L’utilisation des ciments verres ionomères en premier intention dans le cadre des lésions carieuses profondes ou en interception chez tous les patients à risque élevé de carie, ou, encore, pour lesquelles des techniques sophistiquées ne peuvent pas être mises en œuvre rapidement et efficacement est donc possible. Dans ce dernier cas, il est plus indiqué de faire une bonne obturation d’usage plus simple et moins esthétique qui protège les dents. Ce premier standard de restauration est donc intéressant à ce titre.

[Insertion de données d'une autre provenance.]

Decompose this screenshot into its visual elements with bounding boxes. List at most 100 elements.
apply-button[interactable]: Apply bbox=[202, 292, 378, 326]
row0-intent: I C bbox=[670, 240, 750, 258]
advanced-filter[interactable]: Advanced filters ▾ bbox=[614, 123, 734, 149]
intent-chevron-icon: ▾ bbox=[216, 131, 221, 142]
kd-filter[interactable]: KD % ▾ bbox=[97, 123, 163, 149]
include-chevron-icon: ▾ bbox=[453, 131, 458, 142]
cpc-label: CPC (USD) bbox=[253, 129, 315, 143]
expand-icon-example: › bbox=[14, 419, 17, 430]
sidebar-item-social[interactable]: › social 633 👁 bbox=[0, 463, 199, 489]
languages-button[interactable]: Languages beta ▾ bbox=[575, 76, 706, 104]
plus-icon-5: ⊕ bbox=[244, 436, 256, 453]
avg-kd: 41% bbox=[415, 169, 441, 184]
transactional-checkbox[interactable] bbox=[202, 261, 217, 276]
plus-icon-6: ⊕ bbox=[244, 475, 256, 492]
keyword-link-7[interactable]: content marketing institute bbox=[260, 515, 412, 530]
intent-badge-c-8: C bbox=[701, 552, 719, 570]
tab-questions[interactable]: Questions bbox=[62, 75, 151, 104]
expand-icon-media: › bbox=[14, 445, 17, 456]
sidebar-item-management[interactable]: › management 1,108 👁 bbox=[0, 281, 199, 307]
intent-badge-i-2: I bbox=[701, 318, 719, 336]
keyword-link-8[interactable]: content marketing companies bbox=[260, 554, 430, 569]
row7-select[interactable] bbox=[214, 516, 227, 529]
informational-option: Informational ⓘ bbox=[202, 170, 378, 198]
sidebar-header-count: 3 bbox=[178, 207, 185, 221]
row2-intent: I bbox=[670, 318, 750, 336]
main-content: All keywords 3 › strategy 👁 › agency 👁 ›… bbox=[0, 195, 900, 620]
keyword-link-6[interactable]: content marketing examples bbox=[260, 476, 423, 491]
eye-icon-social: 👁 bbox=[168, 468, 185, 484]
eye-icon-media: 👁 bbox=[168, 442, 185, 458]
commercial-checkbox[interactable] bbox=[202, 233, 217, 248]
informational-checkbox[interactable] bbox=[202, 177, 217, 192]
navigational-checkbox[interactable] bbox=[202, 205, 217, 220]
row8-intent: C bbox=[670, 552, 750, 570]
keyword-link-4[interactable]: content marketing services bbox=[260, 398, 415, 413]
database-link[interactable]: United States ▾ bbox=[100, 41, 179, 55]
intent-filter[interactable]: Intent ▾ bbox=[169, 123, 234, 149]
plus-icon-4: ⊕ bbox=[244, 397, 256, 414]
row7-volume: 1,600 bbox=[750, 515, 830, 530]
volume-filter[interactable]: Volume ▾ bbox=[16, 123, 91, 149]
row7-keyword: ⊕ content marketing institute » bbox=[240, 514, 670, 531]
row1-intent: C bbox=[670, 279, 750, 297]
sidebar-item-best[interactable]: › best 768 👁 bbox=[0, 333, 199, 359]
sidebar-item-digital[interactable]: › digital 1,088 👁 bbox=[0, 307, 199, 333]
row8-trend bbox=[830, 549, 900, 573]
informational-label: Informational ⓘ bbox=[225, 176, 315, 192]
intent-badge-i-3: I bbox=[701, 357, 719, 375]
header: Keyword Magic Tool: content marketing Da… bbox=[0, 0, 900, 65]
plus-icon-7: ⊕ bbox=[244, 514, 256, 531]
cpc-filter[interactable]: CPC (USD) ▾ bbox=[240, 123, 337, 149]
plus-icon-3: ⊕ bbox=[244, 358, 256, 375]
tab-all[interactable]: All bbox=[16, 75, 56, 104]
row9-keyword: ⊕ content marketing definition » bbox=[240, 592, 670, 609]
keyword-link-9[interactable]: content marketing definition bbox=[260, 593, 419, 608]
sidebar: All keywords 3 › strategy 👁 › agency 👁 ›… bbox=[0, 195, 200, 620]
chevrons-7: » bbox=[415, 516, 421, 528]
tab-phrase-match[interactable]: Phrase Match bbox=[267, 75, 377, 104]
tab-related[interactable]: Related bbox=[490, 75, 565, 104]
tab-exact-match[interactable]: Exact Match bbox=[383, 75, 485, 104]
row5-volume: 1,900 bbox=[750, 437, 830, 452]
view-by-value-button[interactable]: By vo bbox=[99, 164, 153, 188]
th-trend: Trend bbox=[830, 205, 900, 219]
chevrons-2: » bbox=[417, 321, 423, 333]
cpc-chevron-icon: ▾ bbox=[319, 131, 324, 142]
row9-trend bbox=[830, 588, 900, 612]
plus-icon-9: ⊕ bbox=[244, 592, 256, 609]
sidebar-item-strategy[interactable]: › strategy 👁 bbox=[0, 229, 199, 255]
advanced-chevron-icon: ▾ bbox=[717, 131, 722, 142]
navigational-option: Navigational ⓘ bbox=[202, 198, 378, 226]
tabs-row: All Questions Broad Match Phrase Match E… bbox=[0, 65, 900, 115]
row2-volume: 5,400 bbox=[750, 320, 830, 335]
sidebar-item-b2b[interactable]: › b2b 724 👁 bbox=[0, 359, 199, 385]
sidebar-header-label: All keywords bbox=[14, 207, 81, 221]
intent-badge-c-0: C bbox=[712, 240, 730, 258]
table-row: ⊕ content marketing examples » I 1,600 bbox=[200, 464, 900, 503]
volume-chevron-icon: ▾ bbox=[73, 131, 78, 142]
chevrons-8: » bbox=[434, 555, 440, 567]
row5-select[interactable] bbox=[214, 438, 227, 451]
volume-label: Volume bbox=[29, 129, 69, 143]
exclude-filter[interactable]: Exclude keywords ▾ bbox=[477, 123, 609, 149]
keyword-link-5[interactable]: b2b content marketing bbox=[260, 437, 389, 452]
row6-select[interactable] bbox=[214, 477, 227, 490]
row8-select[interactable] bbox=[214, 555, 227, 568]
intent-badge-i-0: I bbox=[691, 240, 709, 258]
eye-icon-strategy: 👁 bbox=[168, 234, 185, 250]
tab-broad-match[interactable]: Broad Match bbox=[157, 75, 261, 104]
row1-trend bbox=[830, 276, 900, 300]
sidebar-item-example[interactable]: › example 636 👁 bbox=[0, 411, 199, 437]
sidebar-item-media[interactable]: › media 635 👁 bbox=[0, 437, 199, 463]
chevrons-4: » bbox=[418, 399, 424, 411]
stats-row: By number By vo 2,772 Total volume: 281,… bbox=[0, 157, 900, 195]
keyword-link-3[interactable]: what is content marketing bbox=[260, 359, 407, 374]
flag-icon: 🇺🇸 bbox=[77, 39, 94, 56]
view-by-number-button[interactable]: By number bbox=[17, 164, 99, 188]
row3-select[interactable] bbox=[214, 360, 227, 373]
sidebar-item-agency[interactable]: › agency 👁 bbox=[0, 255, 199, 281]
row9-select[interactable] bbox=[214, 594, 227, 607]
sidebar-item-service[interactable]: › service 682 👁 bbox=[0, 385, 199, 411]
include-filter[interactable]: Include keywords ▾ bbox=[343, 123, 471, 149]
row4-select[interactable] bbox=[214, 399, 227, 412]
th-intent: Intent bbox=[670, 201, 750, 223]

Les propriétés biologiques des CVI

Un autre intérêt majeur du CVI est représenté par leurs propriétés biologiques. Ces derniers ont une excellente biocompatibilité et également une certaine bio-activité. Cette bonne biocompatibilité s’explique par l’absence de résine. Ce sont, en effet, des ciments à prise aqueuse. Elle entraîne des effets anti-cariogènes et une très bonne tolérance à l’humidité dans la cavité buccale. En outre, aucun effet toxique potentiel ne se produit ni sur la pulpe, ni sur l’environnement buccale.

 

De plus, les CVI sont des bioactifs : ils sont constitués de charges fluorines et peuvent donc libérer du fluor in situ. À ce titre, ils sont capables de se recharger à partir du fluor ambiant dans la cavité buccale et de l’incorporer. L’on a donc pu qualifier les CVI de pile à fluor capable, après sa collecte, de le redisperser au contact des tissus dentaires dans le but de les renforcer et plus largement dans l’environnement pour empêcher les récidives. 
Cette affirmation est en partie vraie. Si le matériau se comportait de façon très labile, c’est-à-dire en étant sans arrêt en train de libérer des ions, il ne tiendrait pas mécaniquement en place. C’est donc une réalité mais le terme de pile à fluor est une exagération. 

 

Enfin, en raison de ses propriétés, l’évaluation de la dureté de la dentine donne un meilleur résultat après la mise en place d’une restauration de CVI qu’avec un composite. De même, si l’on place un CVI et un composite dans un milieu agressif, l’émail périphérique autour du CVI est moins déminéralisé que dans le cas du composite.